On the leading coefficient of polynomials orthogonal over domains with corners

TL;DR

This paper investigates the asymptotic behavior of the leading coefficients of orthogonal polynomials over domains with corners, showing that the known error estimate is generally optimal by providing a specific example.

Contribution

It proves that the O(1/n) estimate for the error term in the asymptotic behavior of leading coefficients is best possible, and introduces a conjecture related to Faber polynomials.

Findings

The O(1/n) error estimate cannot be improved in general.

An example is provided where the error term's lower limit is positive.

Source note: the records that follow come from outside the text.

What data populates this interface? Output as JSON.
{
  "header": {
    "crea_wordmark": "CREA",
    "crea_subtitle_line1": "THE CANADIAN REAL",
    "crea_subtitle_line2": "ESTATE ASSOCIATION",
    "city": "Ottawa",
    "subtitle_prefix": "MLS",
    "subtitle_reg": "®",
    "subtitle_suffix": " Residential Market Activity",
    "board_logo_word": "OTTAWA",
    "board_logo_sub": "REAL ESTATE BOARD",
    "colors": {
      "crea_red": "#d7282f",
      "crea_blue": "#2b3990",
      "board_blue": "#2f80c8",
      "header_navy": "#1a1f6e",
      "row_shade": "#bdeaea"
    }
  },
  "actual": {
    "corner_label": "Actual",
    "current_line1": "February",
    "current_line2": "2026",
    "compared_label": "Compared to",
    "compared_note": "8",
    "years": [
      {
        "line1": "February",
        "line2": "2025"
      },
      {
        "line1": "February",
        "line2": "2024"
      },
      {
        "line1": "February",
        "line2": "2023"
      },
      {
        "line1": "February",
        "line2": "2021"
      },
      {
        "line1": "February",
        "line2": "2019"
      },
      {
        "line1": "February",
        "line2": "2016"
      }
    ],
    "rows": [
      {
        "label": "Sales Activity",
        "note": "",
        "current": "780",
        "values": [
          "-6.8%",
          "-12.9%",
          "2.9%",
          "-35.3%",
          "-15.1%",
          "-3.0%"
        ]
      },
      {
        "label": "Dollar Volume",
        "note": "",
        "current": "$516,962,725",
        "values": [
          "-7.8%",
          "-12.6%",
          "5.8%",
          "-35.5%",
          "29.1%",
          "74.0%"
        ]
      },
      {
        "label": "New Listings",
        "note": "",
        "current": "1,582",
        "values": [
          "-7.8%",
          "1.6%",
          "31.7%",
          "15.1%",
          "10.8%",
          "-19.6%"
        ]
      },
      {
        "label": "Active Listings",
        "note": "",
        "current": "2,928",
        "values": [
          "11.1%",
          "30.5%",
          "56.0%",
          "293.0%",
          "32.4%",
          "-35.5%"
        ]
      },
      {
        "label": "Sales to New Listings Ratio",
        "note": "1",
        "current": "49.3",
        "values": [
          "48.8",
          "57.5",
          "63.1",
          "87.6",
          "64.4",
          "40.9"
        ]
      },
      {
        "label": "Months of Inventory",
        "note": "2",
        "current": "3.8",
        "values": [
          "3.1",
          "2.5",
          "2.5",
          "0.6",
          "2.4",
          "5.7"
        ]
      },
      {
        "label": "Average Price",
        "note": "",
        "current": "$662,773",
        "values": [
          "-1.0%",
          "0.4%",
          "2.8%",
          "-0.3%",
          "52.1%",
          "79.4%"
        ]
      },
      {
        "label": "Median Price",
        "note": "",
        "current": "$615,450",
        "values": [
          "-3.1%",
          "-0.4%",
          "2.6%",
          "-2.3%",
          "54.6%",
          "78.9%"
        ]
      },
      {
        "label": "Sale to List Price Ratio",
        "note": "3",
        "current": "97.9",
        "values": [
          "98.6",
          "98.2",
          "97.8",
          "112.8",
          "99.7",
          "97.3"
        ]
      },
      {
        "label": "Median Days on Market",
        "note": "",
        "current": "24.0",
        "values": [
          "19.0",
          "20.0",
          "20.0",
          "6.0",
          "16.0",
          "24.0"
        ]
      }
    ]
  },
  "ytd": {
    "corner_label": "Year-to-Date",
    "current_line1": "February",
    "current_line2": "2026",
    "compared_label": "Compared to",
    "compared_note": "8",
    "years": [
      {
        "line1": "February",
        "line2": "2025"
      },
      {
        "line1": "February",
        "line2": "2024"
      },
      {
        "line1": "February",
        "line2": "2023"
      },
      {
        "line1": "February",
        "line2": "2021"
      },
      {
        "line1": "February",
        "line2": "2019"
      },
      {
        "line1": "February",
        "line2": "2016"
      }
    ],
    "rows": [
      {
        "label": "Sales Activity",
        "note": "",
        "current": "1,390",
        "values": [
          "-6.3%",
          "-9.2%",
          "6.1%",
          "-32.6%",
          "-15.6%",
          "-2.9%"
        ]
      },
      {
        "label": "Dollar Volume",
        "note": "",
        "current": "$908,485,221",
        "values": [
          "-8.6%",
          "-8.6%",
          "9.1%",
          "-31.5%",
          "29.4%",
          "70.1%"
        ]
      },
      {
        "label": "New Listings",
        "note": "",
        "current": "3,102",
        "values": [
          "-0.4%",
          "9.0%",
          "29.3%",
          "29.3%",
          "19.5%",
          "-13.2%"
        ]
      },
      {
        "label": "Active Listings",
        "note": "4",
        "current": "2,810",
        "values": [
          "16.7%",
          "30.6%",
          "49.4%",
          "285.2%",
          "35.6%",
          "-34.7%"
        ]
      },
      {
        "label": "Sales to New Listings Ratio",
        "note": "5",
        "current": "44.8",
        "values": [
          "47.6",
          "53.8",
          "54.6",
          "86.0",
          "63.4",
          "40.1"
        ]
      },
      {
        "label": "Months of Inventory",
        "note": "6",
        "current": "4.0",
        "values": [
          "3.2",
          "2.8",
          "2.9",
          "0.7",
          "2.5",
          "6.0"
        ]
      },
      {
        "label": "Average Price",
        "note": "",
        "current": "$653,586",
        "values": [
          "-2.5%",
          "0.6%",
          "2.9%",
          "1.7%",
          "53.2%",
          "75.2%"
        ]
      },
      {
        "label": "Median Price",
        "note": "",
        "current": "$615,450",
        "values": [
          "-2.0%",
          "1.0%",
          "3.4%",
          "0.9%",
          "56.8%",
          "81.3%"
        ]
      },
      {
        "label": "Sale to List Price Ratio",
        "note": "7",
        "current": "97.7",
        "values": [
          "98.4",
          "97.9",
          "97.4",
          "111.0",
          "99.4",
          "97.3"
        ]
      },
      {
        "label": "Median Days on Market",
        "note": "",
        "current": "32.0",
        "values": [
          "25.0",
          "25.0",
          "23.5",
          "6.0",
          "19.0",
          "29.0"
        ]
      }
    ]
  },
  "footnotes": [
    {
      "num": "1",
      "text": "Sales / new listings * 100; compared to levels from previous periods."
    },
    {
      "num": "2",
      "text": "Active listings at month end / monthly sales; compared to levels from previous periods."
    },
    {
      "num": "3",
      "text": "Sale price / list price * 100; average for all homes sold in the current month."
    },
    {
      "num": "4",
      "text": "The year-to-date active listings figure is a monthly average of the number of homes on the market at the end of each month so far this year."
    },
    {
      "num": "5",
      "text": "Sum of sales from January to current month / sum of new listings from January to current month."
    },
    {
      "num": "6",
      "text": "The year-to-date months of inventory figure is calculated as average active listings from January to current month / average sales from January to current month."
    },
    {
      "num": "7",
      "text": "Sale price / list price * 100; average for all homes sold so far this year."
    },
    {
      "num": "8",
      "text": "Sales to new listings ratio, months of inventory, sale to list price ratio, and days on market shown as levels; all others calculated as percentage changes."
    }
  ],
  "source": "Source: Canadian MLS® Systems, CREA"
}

The proof involves Faber polynomials and formulates a related conjecture.

Abstract

Let $G$ be the interior domain of a piecewise analytic Jordan curve without cusps. Let $\{p_n\}_{n=0}^\infty$ be the sequence of polynomials that are orthonormal over $G$ with respect to the area measure, with each $p_n$ having leading coefficient $\lambda_n>0$. N. Stylianopoulos has recently proven that the asymptotic behavior of $\lambda_n$ as $n\to\infty$ is given by \[ \frac{n+1}{\pi}\frac{\gamma^{2n+2}}{ \lambda_n^{2}}=1-\alpha_n, \] where $\alpha_n=O(1/n)$ as $n\to\infty$ and $\gamma$ is the reciprocal of the logarithmic capacity of the boundary $\partial G$. In this paper, we prove that the $O(1/n)$ estimate for the error term $\alpha_n$ is, in general, best possible, by exhibiting an example for which \[ \liminf_{n\to\infty}\,n\alpha_n>0. \] The proof makes use of the Faber polynomials, about which a conjecture is formulated.